# Vinyl Cut Italian Montepulciano Label



## gonzo46307 (Jul 9, 2010)

I just thought I'd experiment...







Peace,
Bob


----------



## Wade E (Jul 9, 2010)

Freaking awesome. I had someone else who worked with vinyl and made a few labels and they too were great.


----------



## Runningwolf (Jul 9, 2010)

WOW, thats really sharp. I love it!


----------



## Julie (Jul 10, 2010)

Nce label, I like that.


----------



## diegodangers (Sep 16, 2010)

Sorry to bring this back from the dead, but I have been thinking about making some of these for my brother in laws beers for the last year, and now that I finally see it done, I think I'll bite the bullet and cut some out for him! thanks.


----------



## countrygirl (Sep 16, 2010)

diegodangers said:


> Sorry to bring this back from the dead, but I have been thinking about making some of these for my brother in laws beers for the last year, and now that I finally see it done, I think I'll bite the bullet and cut some out for him! thanks.

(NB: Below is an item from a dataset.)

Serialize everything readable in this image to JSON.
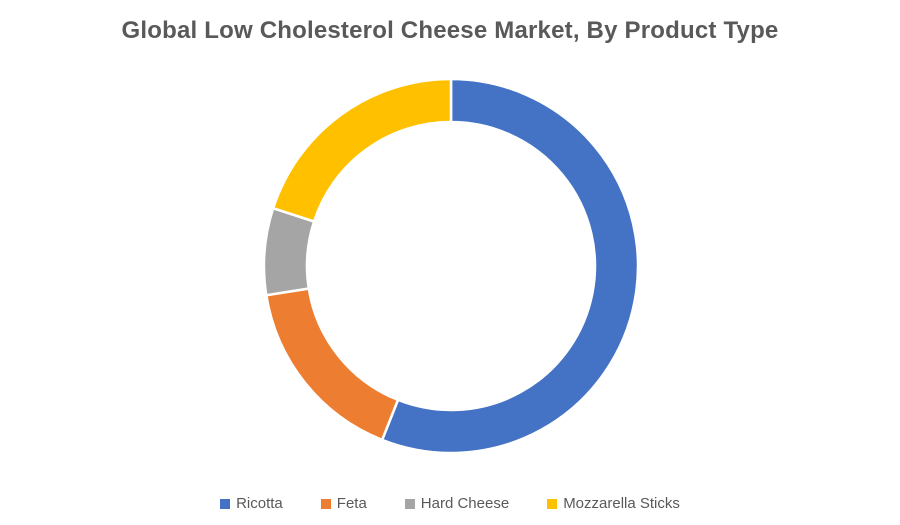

let us know some specifics. it looks awesome, but i wouldn't know where to begin...keep us updated!


----------



## gonzo46307 (Sep 19, 2010)

countrygirl said:


> let us know some specifics. it looks awesome, but i wouldn't know where to begin...keep us updated!



First you need access to a vinyl cutter and plotting software. I'm lucky, we have a sign shop at work. Being the tech support guy, I kinda know how everything works there.

Peace,
Bob


----------



## countrygirl (Sep 19, 2010)

gonzo46307 said:


> First you need access to a vinyl cutter and plotting software. I'm lucky, we have a sign shop at work. Being the tech support guy, I kinda know how everything works there.
> 
> Peace,
> Bob



3m makes a "clear" label, i'm sure it's not vinyl. i wonder if it would work?


----------



## diegodangers (Sep 19, 2010)

I don't think that clear would work well. I have a vinyl cutter here at home and I get vinyl scraps on eBay and locally that would be great for this.


----------